The Monticello kitchen documents and Jefferson's correspondence
allow attribution of several techniques and dishes to Hemings:

  • Macaroni and cheese. Jefferson is often credited as the
    introducer of mac and cheese to American cooking; the cook in
    Jefferson's kitchen was Hemings. The form (pasta with cheese,
    baked into a gratin) is French; the introduction to American
    tables happened through Hemings.

  • French ice cream. Jefferson's handwritten recipe for vanilla
    ice cream is preserved at the Library of Congress; the technique
    came from Hemings's French training.

  • Meringues. Hemings introduced the meringue technique to
    Monticello in the late 1780s; meringue-topped desserts became
    standard at Jefferson's table.

  • French-style sauces. The béchamel-and-velouté family of
    sauces appeared in Monticello cooking through Hemings.

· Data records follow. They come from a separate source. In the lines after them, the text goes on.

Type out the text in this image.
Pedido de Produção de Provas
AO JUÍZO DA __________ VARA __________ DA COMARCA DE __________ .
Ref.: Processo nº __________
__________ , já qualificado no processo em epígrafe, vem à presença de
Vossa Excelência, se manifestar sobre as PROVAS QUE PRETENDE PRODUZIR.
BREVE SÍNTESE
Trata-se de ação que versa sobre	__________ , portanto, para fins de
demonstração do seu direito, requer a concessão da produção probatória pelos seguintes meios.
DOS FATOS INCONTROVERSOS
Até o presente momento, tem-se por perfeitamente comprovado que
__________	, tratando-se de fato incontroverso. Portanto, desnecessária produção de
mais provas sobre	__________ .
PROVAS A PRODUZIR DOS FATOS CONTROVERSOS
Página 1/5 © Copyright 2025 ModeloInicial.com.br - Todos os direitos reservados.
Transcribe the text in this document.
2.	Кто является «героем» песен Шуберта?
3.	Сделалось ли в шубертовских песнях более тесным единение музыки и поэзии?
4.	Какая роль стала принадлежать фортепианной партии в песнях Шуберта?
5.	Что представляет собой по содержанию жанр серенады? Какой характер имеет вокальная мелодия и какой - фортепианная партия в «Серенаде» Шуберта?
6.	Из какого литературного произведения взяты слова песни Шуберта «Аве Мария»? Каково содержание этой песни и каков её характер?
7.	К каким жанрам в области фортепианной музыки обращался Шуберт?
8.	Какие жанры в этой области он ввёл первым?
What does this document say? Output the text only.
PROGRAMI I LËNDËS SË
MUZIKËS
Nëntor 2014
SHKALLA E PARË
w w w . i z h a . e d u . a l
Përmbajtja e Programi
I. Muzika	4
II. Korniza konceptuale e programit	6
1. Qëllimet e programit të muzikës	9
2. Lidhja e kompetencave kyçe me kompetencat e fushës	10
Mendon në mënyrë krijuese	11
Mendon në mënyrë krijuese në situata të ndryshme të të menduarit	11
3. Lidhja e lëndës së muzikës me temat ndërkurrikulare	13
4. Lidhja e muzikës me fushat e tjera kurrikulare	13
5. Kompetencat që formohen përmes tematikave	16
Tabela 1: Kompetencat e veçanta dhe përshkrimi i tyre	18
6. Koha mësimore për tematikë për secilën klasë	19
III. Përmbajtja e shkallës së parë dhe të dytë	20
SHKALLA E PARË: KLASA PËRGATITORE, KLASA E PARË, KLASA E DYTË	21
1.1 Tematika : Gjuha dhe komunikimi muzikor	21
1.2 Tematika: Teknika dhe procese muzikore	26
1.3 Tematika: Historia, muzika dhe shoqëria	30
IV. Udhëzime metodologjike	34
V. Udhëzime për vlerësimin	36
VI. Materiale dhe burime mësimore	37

  • Champagne service. Hemings handled the champagne at
    Jefferson's table, including the temperature management and
    glassware that defined French service of the period.

Why this matters now

Adrian Miller's Soul Food (2013), Annette Gordon-Reed's
Hemingses of Monticello (2008), and the Monticello Foundation's
own research archive (significantly expanded in the 2010s) have
all worked to surface the Hemings story. The result is that the
mac-and-cheese-as-American-invention story is no longer the
default. The Hemings attribution is now the default in food-
history publishing.

What has changed in the cooking world: the dish is now sometimes
described as "James Hemings's mac and cheese" on high-end menus.
The attribution is the small but compounding change.

What naming Hemings does

Naming Hemings when you make mac and cheese is not historical
correction theater. It is a small, repeated act of attribution
that, over time, reorganizes the broader American narrative
about whose work built American cuisine.

The mac-and-cheese-as-Jefferson story credits the slaveholder for
the dish his enslaved chef made. The Hemings attribution restores
the cook. The dish is the same. The history is not.

Further reading

  • Annette Gordon-Reed, The Hemingses of Monticello (2008).
  • Adrian Miller, Soul Food (2013), specifically the mac-and-cheese
    chapter.
  • The Monticello Foundation's research archive at monticello.org.
  • Michael W. Twitty, The Cooking Gene (2017).
  • Mary V. Thompson, The Only Unavoidable Subject of Regret
    (2019) — on the enslaved community at Mount Vernon, for
    comparison context.

James Hemings is one of the most documented enslaved chefs in
American history. The documentation is now public. The cook is no
longer invisible. The naming is the cook's work.